A minimal config that wires up Claude Code, an OpenAI-compatible endpoint, and a local Ollama server:

agent.on('discover_providers', function(inventory)
  -- Claude Code, running under your Claude subscription via the `claude` CLI.
  inventory:add_claude_code {
    name = 'claude-code',
    billing = 'subscription',
  }

  -- The native Anthropic API, talking to the endpoint directly with an API
  -- key. Unlike claude-code, this needs no `claude` CLI. Source the key from
  -- the environment rather than hard-coding it.
  inventory:add_anthropic {
    name = 'anthropic',
    api_key = os.getenv('ANTHROPIC_API_KEY'),
  }

  -- Any OpenAI-compatible endpoint (OpenAI itself, OpenRouter, vLLM, ...).
  -- Source the key from the environment rather than hard-coding it.
  inventory:add_openai {
    name = 'openai',
    base_url = 'https://api.openai.com/v1',
    api_key = os.getenv('OPENAI_API_KEY'),
  }

  -- OpenRouter is also just an OpenAI-compatible endpoint: point `base_url` at
  -- its API and supply your OpenRouter key.
  inventory:add_openai {
    name = 'openrouter',
    base_url = 'https://openrouter.ai/api/v1',
    api_key = os.getenv('OPENROUTER_API_KEY'),
  }

  -- Google Gemini exposes an OpenAI-compatible endpoint, so it too is just an
  -- `add_openai` provider: point `base_url` at Gemini's OpenAI-compatible API
  -- and supply your Gemini key. Models are named as usual, e.g.
  -- `gemini/gemini-2.5-pro` or `gemini/gemini-2.5-flash`.
  inventory:add_openai {
    name = 'gemini',
    base_url = 'https://generativelanguage.googleapis.com/v1beta/openai',
    api_key = os.getenv('GEMINI_API_KEY'),
  }

  -- A local Ollama server. A bare local instance needs no api_key.
  inventory:add_ollama {
    name = 'ollama',
    base_url = 'http://localhost:11434',
  }

  -- Optional: pick the default provider and model used when `--provider` and
  -- `--model` are omitted. If unset, the first provider added is the default.
  inventory:set_default_provider('claude-code')
  inventory:set_default_model('claude-code/claude-sonnet-4-6')

  -- Optional: `provider/model` references to float to the top of `/model`.
  inventory:add_favourite_models {
    'claude-code/claude-sonnet-4-6',
    'openai/gpt-4o',
    'ollama/llama3.1:8b',
  }
end)

os.getenv above is the standard Lua os module. Each add_* call is a method on the Inventory handed to the handler, and accepts an optional billing field, either 'subscription' or 'metered', which only affects how cost is displayed. It defaults to 'metered' everywhere except Ollama, where a local server defaults to 'subscription'.

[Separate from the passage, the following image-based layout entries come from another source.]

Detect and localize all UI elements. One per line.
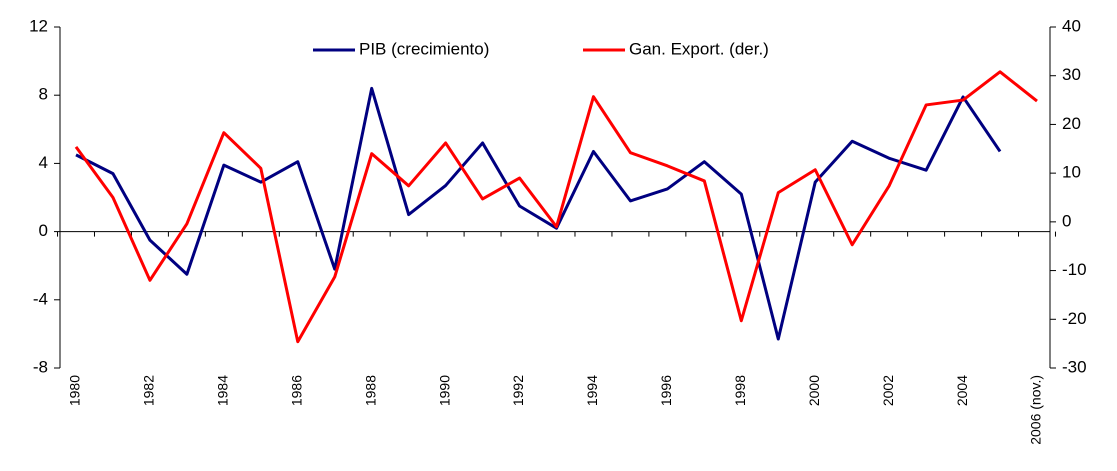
x-tick-label: 1988: [362, 375, 378, 406]
y-tick-label: 8: [39, 85, 48, 104]
legend-label: Gan. Export. (der.): [629, 39, 769, 58]
series-line: [75, 86, 1002, 341]
x-tick-label: 2002: [880, 375, 896, 406]
x-tick-label: 1982: [141, 375, 157, 406]
x-tick-label: 1992: [510, 375, 526, 406]
y2-tick-label: 30: [1062, 65, 1081, 84]
x-tick-label: 1996: [658, 375, 674, 406]
x-tick-label: 1980: [67, 375, 83, 406]
x-tick-label: 1986: [288, 375, 304, 406]
x-tick-label: 1994: [584, 375, 600, 406]
y2-tick-label: -10: [1062, 260, 1087, 279]
x-tick-label: 1984: [215, 375, 231, 406]
x-tick-label: 1990: [436, 375, 452, 406]
y2-tick-label: 20: [1062, 114, 1081, 133]
x-tick-label: 1998: [732, 375, 748, 406]
series-line: [74, 70, 1038, 344]
x-tick-label: 2000: [806, 375, 822, 406]
x-tick-label: 2006 (nov.): [1028, 375, 1044, 445]
y2-tick-label: 40: [1062, 16, 1081, 35]
y2-tick-label: -30: [1062, 357, 1087, 376]
y2-tick-label: 10: [1062, 163, 1081, 182]
y2-tick-label: -20: [1062, 309, 1087, 328]
x-tick-label: 2004: [954, 375, 970, 406]
y2-tick-label: 0: [1062, 211, 1071, 230]
y-tick-label: -8: [33, 357, 48, 376]
y-tick-label: 12: [29, 16, 48, 35]
legend-label: PIB (crecimiento): [359, 39, 489, 58]
y-tick-label: -4: [33, 289, 48, 308]
y-tick-label: 4: [39, 153, 48, 172]
y-tick-label: 0: [39, 221, 48, 240]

Wallah does not create the config for you, and it reports an error if the file is missing, so on a fresh install create ~/.config/wallah/config.lua (and its parent directory) yourself before the first run. Once it is in place, wa list-providers is a quick way to confirm it loads.

With a config in place, launch the interactive TUI by running wa.